Fukuoka, Japan—Researchers from Kyushu University have developed a new numerical model to explain the behavior of sunlight under various weather conditions. Unlike previous methods that focused on how plants perceive sunlight as a pure source of energy, this study introduces a metric to quantify sunlight intensity and its influence on plant growth and blooming patterns. Published in Ecological Informatics , the team hopes their research can benefit the agricultural industry and help farmers make better decisions about crop growth. This advancement is crucial for understanding the variations in plant photosynthesis in response to different sunlight and weather patterns, moreover it may also provide new insight into how changes in cloud cover due to climate change affect vegetation carbon dioxide uptake.

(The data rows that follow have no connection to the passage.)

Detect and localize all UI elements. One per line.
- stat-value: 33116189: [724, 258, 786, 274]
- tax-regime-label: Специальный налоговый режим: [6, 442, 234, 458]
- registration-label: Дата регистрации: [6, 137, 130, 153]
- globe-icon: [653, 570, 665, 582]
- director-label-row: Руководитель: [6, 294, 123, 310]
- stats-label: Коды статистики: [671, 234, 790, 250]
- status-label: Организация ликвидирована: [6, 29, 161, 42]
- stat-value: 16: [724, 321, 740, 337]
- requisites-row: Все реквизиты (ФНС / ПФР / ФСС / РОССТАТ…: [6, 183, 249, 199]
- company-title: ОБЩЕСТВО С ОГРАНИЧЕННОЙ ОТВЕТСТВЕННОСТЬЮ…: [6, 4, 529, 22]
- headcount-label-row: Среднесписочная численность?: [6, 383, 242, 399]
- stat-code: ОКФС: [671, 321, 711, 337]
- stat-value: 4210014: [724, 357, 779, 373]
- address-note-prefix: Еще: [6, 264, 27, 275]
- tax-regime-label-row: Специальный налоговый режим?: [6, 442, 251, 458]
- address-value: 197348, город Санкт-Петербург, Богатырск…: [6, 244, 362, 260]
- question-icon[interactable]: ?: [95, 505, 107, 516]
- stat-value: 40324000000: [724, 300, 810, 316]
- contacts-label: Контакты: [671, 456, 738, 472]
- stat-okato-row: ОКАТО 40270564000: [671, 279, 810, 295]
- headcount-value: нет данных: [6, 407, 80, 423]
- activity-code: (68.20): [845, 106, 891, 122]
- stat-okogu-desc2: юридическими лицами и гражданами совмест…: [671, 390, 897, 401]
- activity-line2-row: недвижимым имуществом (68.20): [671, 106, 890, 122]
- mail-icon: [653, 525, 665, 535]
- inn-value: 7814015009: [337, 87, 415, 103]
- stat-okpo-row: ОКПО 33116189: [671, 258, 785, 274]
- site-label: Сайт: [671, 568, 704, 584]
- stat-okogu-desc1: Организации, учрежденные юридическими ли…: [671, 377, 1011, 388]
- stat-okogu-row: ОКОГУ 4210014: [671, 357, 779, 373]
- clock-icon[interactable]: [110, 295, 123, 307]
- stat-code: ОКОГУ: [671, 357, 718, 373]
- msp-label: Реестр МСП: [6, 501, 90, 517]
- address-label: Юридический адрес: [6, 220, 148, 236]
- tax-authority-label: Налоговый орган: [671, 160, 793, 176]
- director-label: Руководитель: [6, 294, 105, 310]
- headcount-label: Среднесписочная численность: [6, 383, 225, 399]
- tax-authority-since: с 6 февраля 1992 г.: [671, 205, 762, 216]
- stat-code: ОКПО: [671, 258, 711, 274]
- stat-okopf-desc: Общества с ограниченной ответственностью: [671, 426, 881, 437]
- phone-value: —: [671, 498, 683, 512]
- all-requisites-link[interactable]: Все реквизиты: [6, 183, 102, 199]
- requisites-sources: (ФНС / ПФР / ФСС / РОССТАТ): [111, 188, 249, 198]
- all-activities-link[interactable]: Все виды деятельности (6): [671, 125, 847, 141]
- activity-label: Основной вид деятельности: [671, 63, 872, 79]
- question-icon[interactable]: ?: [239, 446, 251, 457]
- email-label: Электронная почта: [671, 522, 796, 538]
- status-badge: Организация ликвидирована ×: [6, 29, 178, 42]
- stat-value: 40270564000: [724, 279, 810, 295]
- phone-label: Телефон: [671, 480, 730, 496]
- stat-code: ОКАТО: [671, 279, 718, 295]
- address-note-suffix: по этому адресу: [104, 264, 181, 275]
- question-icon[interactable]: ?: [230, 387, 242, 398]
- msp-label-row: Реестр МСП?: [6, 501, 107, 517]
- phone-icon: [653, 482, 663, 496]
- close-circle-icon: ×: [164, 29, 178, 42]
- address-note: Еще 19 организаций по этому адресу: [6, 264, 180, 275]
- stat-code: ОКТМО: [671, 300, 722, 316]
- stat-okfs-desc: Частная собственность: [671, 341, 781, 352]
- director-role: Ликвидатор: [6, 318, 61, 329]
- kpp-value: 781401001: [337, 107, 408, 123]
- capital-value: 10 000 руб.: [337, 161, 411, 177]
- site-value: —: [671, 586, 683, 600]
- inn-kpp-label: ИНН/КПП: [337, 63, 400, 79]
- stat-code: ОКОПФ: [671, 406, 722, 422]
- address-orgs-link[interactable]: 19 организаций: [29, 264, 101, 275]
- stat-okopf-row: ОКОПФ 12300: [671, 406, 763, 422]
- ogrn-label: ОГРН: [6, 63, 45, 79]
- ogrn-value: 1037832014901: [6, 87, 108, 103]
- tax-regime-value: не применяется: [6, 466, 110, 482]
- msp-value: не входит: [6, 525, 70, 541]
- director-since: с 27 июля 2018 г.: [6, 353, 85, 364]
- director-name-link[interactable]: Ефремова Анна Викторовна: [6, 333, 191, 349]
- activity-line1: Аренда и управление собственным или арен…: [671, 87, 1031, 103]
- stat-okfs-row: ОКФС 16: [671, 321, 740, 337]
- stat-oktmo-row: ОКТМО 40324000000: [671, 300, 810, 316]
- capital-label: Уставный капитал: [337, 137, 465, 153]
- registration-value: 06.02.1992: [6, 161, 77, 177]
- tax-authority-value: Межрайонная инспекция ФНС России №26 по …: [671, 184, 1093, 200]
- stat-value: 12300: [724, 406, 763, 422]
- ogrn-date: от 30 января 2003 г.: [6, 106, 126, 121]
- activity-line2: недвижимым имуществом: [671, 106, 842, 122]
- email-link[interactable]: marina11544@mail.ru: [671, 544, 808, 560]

We know plants need the sun to live because it provides the energy for photosynthesis. And while conventional wisdom suggests that the more sun a plant gets the better, it is always not the case. In fact, because of how light is scattered, cloudy weather can greatly benefit a plant's growth. On cloudy days, sunlight is scattered out more evenly, allowing it to reach lower parts of the plant. In contrast, on sunny days, sunlight energy is stronger but comes from a single direction, causing the leaves on the lower parts of the plant remain shaded, and therefore do not absorb as much sunlight.
"Plants also respond to different wavelengths of sunlight. If you have ever seen a rainbow, you know that sunlight is made up of many wavelengths. Plants sense these different wavelengths of light and alter their growth responses," explains Amila Siriwardana, first author and PhD student at Kyushu University's Faculty of Agriculture.
Plants can detect the ratio of wavelengths to understand their surroundings. These ratios are affected by many factors, including atmospheric density, cloud cover, or the altitude of the sun. However, such information had not been categorized in the context of plant physiology and ecology. So, to see how daily sunlight changes during different weather conditions, the research team began a project collecting yearlong sunlight data.
"While many projects look at only the 'energy' produced by the sun, our methods set out to categorize both the 'energy' and 'quality' of light. By sorting sunlight into five categories, from clear skies to overcast, we can better understand how plants can adjust and respond to different light conditions," adds Professor Atsushi Kume, who led the team.
To record sunlight across different times of day and weather conditions the researchers used a device called a spectroradiometer that measures the full spectrum of sunlight. The spectroradiometer was placed on top of Kyushu University's Faculty of Agriculture building on Ito campus, where it collected data from sunrise to sunset every day in 2021.
Using the collected data, the researchers then developed a machine learning model to sort and predict how sunlight changes. The model works by spotting patterns in weather data such as how much sunlight reaches the ground, how much the light is scattered, how polluted or clear the weather is, and humidity. From these patterns, the model categorized sunlight into five groups on a sliding scale. For example, group one was categorized as a clear sunny day, while group five described overcast cloudy days.
The team noticed that on clear days, like those categorized as group one, more sunlight energy reaches the ground. Conversely, as the sky becomes more overcast, the sunlight energy decreased, but at the same time the scattering of light and the proportion of ultraviolet light increased. Additionally, the color of sunlight shifts slightly, moving from red tones on sunny days to blue tones under cloudy conditions.
Once the numerical model was trained, it could make highly accurate predictions of sunlight patterns using simpler weather data.
"Our method achieved 94% accuracy in predicting sunlight category without the need for expensive advanced equipment," says Siriwardana. "Our model is especially relevant for regions experiencing four distinct seasons similar to Japan's."
"We hope our model can be used to address the challenges in modern agriculture. Farmers can use this information to improve greenhouse conditions and planting schedules throughout the year," Kume explains. "For instance, during Japan's cloudy rainy season in June, farmers might adjust their greenhouse operations or crop spacing to maximize available light. Even in the fall and winter, when sunlight patterns change, farmers can adapt their strategies based on our model."
In the future, the team hopes to expand the model to cover more climate types, such as high-altitude or tropical regions, and further understand how sunlight affects the environment.